The idea for tapping artificial intelligence to make better investment decisions than humans was developed by Spencer Greenberg, whose grandfather, Hank Greenberg, was an All-Star and MVP first baseman for the Detroit Tigers during the 1930s and 1940s.


“Google and Netflix use a branch of artificial intelligence called ‘machine learning’ to improve Web searches and predict what kinds of movies people will watch,” Greenberg says. “I had the idea to apply machine learning to the stock market.”


The computer system routinely crunches millions of pieces of research findings, including a decade or more of market data, and compares the information with up-to-date investment activity. Often, “Star,” as the program is dubbed, will select cheap stocks or those that rise swiftly in price. The company does not borrow money for its trades, and it doesn’t short stocks or use leverage.
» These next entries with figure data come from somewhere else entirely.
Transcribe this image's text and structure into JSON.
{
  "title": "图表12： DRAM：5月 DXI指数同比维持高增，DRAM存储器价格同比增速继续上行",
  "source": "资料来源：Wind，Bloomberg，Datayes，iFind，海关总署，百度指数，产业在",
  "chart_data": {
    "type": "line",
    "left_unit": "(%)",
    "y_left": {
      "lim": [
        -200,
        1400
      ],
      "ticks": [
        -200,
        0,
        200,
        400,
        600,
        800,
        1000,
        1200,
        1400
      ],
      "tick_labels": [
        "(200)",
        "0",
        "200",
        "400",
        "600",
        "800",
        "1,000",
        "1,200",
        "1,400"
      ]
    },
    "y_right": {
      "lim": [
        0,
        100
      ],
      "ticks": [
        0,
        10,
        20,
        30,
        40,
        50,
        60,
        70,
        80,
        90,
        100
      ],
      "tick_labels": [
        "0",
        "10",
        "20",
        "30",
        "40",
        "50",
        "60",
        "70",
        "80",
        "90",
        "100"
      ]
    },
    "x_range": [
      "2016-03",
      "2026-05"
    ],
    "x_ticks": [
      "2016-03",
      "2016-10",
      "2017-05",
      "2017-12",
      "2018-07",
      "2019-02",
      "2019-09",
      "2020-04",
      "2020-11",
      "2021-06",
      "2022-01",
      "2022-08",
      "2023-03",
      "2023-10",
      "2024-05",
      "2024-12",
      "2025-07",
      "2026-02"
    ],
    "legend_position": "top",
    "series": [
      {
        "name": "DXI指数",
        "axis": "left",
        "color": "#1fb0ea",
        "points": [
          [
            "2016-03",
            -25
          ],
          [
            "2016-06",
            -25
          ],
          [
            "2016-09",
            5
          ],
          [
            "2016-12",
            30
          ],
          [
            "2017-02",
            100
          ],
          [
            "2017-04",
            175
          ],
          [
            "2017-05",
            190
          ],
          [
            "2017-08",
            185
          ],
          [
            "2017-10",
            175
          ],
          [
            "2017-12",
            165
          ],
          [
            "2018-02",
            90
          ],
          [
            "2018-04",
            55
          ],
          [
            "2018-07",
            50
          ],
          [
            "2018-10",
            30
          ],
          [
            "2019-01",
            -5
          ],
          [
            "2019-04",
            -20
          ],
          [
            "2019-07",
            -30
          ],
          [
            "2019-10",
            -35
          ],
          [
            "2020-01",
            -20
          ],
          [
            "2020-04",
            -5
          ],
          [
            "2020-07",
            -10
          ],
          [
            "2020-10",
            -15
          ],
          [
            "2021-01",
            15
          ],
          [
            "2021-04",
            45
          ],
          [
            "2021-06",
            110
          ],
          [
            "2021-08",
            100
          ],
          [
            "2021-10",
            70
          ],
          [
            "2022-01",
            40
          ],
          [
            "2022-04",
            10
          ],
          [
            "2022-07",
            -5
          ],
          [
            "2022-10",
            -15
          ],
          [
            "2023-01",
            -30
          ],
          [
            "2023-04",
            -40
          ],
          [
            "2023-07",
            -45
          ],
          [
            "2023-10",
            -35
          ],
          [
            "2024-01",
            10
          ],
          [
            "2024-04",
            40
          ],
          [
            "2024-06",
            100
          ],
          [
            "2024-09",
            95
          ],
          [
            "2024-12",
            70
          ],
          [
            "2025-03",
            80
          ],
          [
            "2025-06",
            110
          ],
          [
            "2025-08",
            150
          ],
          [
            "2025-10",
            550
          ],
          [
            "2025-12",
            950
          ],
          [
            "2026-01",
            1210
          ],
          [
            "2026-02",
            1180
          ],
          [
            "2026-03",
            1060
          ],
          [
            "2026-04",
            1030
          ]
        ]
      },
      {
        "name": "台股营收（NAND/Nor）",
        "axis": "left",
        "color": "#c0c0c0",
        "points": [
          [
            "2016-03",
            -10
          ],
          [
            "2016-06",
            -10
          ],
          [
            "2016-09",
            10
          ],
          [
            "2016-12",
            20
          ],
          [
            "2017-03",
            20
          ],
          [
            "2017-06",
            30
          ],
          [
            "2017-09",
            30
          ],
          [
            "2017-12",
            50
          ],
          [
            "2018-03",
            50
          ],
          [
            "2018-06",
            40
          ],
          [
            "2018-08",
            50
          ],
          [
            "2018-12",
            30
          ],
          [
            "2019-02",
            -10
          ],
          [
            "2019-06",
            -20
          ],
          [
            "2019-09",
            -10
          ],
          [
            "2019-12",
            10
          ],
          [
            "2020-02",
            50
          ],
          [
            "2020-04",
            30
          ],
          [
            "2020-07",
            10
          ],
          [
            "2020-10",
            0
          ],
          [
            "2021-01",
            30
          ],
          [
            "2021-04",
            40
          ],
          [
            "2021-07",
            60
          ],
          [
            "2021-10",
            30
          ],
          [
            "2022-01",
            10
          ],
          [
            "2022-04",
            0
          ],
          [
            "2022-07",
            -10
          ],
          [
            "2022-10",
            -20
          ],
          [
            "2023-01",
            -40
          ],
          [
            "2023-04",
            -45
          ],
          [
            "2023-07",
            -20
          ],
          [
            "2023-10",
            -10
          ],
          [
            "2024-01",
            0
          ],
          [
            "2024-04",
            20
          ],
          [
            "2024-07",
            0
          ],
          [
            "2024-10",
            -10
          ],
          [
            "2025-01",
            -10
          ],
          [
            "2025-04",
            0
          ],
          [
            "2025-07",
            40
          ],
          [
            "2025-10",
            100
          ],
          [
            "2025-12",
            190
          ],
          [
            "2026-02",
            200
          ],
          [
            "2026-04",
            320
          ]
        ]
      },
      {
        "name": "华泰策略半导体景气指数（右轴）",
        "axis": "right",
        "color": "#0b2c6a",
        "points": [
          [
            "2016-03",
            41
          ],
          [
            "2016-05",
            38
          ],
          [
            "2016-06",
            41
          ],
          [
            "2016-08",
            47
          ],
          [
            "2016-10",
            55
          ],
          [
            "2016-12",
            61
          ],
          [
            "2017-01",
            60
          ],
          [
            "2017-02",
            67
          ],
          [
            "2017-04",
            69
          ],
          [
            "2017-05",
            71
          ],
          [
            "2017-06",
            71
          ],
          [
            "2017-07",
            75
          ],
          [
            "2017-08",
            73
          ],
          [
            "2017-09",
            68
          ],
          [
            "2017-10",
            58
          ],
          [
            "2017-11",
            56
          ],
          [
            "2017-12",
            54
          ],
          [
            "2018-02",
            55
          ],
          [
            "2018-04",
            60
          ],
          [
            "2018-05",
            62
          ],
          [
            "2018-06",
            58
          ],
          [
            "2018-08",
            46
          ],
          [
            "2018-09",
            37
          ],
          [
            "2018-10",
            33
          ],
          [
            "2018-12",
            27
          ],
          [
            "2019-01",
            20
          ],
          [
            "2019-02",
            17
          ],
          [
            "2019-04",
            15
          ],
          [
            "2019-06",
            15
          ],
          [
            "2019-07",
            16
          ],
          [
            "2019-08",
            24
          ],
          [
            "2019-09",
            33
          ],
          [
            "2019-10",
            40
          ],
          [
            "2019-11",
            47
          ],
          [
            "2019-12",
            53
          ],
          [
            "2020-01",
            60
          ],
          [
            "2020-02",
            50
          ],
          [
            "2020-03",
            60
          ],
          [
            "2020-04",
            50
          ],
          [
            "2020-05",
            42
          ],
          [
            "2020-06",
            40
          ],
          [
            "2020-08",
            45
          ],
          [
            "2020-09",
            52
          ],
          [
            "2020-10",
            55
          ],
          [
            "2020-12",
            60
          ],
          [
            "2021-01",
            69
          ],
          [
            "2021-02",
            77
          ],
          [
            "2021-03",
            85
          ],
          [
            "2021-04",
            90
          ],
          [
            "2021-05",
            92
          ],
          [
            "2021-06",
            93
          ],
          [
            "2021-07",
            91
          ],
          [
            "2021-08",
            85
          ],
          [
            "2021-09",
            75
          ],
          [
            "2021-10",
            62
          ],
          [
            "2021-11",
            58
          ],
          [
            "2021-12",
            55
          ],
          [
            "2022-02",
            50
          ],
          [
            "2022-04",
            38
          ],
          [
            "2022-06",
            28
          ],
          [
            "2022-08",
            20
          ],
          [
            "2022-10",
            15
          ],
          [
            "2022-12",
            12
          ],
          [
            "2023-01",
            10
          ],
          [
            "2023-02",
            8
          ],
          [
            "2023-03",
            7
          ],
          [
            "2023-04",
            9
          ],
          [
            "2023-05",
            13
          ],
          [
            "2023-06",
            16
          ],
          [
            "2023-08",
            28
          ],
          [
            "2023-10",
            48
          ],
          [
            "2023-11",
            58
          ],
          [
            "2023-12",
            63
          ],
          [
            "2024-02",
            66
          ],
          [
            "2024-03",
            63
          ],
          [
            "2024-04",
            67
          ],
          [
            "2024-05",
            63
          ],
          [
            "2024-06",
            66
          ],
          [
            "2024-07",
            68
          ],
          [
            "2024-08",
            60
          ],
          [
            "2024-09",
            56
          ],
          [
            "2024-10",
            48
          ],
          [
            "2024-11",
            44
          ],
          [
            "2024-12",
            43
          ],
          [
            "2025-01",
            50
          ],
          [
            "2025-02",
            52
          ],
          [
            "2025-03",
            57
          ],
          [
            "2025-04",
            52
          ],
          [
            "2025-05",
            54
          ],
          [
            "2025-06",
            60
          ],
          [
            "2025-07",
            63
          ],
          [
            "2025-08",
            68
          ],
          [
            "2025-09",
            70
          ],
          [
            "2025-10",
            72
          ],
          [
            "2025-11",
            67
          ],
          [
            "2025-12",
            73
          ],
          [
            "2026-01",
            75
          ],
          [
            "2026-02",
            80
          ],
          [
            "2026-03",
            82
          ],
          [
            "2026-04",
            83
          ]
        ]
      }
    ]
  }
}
Despite a few bumps, Greenberg, 27, says he and his three partners at Rebellion Research have largely outperformed the Dow Jones Industrial Average. Star reviews around 30 factors that affect a stock’s performance, such as interest rates. The company holds approximately 70 stocks at any given time.


Every weekday morning, Star offers up a list of stocks to buy, sell, or hold. While the firm’s partners — including Kalamazoo native Jeremy Newton, chief science officer — implement the trades, the team has yet to overrule the computer. So far, the artificial intelligence system has beat out more traditional indexes.


In 2007, Star gained 17 percent for the year — well ahead of the 6.4 percent advance of the Dow industrials. In 2008, the fund dropped 26 percent, due to the global financial meltdown and other issues. By comparison, the Dow was down 34 percent.
In 2009, Star had positive returns, up 41 percent, while the Dow rose 19 percent.


For 2010, Rebellion was up 21 percent, while the Dow finished with a gain of around 11 percent.
“Right now we’re working on a market-neutral version of our product so we have long and short products in roughly equal amounts,” says Newton, who helped give “life” to Greenberg’s computer model.